Locally, social services have direct measurements for what the need is in the city through the Innovation Centre, which surveys Early Development Instrument (EDI) scores for children, which measure intellectual and social development.
It became clear to social services that a real need for support existed in the neighbourhood surrounding the former Rosedale Public School.
“We know that in this immediate neighbourhood, our EDI scores are lower than in other places, and it allows us to really drive targeted investments in that area because of that,” Dufour said.
The social services board anticipates that both the community hub and daycare centres will open in October.

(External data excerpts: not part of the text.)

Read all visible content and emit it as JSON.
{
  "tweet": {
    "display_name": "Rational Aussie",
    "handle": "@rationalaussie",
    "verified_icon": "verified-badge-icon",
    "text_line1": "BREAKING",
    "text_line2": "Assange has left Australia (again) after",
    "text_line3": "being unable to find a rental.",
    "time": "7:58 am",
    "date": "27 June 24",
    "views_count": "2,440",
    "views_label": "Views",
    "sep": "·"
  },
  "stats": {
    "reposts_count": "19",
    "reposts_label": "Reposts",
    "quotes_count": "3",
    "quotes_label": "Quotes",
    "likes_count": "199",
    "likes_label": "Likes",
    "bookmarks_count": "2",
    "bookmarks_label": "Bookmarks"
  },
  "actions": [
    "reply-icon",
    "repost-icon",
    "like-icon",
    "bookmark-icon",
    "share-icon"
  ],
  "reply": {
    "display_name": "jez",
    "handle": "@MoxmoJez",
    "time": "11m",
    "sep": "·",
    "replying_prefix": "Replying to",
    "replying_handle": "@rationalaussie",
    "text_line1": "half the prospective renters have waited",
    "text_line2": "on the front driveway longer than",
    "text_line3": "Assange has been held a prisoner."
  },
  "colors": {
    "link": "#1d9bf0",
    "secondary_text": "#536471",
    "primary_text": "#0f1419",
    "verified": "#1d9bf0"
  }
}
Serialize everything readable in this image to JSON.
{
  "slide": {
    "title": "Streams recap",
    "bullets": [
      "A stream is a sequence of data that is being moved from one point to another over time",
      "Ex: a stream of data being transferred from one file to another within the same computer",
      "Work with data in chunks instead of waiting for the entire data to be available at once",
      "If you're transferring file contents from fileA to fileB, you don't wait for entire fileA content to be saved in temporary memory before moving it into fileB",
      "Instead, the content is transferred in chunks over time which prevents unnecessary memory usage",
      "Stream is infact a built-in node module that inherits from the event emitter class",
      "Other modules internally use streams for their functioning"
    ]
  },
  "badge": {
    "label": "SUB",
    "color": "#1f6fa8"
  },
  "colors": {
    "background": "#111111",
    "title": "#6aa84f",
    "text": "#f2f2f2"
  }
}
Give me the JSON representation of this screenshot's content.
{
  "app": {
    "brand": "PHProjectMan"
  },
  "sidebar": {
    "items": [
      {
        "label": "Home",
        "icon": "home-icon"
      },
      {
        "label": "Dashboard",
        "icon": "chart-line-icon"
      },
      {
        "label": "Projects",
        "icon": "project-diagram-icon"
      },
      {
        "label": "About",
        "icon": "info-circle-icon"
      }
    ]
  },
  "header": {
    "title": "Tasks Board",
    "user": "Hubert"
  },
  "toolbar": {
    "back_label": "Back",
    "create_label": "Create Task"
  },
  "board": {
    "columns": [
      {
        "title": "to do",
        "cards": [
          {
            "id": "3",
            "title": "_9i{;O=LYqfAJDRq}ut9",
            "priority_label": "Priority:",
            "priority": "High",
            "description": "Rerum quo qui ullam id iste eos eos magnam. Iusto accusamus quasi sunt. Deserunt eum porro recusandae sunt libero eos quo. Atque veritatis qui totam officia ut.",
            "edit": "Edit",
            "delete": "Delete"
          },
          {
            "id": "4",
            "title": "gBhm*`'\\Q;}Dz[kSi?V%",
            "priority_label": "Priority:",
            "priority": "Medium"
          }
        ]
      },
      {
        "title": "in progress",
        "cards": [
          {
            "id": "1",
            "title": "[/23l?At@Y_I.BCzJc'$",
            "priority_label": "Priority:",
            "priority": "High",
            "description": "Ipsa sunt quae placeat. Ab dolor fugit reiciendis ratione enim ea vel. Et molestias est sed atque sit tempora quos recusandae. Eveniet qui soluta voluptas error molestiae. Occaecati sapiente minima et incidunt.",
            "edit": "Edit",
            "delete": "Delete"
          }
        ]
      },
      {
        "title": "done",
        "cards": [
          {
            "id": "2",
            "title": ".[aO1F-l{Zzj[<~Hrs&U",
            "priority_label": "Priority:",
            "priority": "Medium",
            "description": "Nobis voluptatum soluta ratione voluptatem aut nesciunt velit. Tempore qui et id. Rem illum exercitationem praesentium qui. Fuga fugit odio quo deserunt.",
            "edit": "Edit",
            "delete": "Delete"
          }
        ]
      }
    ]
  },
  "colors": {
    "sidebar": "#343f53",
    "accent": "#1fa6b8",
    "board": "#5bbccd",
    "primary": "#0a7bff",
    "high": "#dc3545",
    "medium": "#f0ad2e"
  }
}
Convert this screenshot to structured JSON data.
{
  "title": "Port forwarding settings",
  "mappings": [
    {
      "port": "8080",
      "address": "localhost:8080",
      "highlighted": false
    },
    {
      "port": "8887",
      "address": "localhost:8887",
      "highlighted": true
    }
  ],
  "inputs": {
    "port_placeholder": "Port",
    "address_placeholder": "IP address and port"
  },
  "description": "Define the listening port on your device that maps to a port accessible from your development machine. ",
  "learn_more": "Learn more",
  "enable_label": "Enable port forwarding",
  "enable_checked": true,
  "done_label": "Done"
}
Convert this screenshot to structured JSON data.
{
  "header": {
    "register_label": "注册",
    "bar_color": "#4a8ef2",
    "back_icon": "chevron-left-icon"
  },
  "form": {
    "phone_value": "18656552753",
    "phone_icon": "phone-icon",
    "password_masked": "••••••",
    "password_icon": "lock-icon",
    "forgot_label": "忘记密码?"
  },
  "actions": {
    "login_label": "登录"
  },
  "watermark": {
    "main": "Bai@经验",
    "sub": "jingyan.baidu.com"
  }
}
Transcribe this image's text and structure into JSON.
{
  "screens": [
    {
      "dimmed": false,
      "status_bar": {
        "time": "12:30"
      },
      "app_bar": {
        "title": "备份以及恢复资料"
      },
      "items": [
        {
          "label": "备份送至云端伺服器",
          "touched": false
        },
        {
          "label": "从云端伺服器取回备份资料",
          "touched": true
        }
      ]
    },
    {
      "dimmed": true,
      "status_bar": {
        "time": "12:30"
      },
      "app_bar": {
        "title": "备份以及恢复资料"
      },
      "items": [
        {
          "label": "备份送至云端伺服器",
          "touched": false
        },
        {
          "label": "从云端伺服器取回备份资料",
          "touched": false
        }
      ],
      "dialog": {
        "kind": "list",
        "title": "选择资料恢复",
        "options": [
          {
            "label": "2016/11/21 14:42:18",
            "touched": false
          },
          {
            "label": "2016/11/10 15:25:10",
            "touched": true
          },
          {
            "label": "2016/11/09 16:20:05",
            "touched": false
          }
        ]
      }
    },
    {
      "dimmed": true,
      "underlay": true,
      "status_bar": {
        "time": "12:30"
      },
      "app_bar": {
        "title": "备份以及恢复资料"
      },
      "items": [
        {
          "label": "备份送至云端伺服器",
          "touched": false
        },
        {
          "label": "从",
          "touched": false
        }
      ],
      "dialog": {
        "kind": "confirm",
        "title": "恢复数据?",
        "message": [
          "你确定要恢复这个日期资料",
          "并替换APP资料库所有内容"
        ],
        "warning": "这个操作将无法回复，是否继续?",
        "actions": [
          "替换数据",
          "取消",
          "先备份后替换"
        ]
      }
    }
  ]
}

“It really brings all of the major players together in a site that’s right in the heart of an area that is needed, and this is also going to allow us to measure the success of this intervention in the years to come, where hopefully we see a bump in those EDI scores as the innovation centre continues to track them,” Dufour said.
On Wednesday afternoon, both levels of goverment also announced that $2.9 million will be spent on 15 units of housing geared to Indigenous women and children in Sault Ste. Marie. The units will be be built at the former site of St. Bernadette Catholic School at 462 McNabb St.